Speaking Jan. 13 at a media briefing on Aegis, Sheridan said he could provide no more details about ACB-Next or Lockheed’s decision to drop the protest.

“Lockheed Martin protested the Navy’s award of the AMDR contract because we believed the merits of our offering were not properly considered during the evaluation process,” Lockheed spokesman Keith Little says. “While we believe that we put forward an industry-leading solution, after receiving additional information we have determined it’s in the best interest of the Navy and Lockheed Martin to withdraw our protest.”

Many analysts saw the Raytheon award as a major victory for the radar manufacturer, and a significant loss for Lockheed.

The Navy late last year awarded Raytheon a $385.7 million cost-plus-incentive-fee contract for AMDR engineering and manufacturing development efforts, with immediate fiscal year 2013 obligated funding of about $157 million.

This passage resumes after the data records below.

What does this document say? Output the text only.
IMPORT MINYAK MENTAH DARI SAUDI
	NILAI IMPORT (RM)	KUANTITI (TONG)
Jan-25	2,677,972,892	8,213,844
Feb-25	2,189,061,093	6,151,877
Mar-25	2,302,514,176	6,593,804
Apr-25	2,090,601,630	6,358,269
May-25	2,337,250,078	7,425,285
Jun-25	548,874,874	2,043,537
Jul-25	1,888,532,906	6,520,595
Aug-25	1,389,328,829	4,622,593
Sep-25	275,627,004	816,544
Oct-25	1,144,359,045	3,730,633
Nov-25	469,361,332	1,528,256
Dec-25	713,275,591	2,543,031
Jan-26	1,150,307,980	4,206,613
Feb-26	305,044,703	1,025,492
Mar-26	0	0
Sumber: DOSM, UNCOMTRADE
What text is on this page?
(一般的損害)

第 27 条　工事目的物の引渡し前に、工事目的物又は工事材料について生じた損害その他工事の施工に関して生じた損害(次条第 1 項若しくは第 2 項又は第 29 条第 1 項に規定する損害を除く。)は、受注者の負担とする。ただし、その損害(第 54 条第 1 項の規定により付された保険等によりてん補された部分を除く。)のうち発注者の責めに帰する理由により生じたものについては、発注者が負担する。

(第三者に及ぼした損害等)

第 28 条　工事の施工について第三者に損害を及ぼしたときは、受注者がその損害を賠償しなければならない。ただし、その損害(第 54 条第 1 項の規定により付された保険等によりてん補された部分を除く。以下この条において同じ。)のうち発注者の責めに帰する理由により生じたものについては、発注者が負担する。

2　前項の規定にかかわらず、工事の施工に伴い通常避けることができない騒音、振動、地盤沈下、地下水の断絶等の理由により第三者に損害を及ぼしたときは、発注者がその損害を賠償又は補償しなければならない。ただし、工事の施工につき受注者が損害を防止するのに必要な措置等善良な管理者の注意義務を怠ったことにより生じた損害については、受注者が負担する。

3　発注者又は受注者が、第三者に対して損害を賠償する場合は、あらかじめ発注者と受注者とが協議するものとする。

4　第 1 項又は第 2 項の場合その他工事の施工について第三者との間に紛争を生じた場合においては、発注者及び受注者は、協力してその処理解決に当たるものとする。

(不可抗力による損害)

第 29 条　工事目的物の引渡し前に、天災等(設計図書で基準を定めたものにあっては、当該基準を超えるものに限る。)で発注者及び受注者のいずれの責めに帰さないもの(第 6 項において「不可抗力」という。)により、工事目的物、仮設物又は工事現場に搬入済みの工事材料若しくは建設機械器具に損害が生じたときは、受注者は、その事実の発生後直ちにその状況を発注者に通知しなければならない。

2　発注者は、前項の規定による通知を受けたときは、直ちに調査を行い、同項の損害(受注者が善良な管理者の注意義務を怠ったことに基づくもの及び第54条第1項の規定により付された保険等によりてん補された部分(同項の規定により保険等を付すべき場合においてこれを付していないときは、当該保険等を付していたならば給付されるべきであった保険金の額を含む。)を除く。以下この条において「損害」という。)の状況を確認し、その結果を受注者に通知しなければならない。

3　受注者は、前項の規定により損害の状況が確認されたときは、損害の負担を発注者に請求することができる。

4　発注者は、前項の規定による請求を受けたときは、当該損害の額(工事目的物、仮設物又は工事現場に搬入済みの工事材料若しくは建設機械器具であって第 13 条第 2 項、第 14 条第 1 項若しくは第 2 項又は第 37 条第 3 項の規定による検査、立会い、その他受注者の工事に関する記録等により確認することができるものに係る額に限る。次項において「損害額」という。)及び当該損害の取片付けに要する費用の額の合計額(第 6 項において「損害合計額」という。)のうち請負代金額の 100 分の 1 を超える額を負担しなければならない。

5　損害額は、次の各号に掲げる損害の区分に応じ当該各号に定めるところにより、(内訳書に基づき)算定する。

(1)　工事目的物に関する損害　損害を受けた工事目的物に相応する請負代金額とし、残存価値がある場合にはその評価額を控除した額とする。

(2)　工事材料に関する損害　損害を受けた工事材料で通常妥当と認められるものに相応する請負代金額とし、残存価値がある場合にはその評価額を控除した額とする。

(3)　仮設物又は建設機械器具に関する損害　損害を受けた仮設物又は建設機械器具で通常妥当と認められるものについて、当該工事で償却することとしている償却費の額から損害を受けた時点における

The contract includes options for the procurement of up to nine radars, which may be exercised following Milestone C planned for fiscal year 2017. The options, if exercised, would bring the cumulative value of this contract to $1.6 billion.

Under the contract, Raytheon will build, integrate and test the AMDR S-band and Radar Suite Controller (RSC) engineering development models. For the ship sets covered under the contract, the AMDR suite will integrate with the existing AN/SPQ-9B X-band radar. The base contract begins with design work leading to preliminary design review and culminates with system acceptance of the AMDR-S and RSC engineering development models at the end of testing at the Advanced Radar Detection Laboratory, Pacific Missile Range Facility in Kekaha, Hawaii.

The U.S. Government Accountability Office says the AMDR program’s total price tag will be about $5.8 billion, compared to the $15.2 billion projected earlier.

Little said in October 2013 that Lockheed protested the AMDR contract “after careful consideration,” adding, “We submitted a technically compliant solution at a very affordable price. We do not believe the merits of our offering were properly considered during the evaluation process.”

Lockheed will not say what “additional information” prompted it to drop the protest.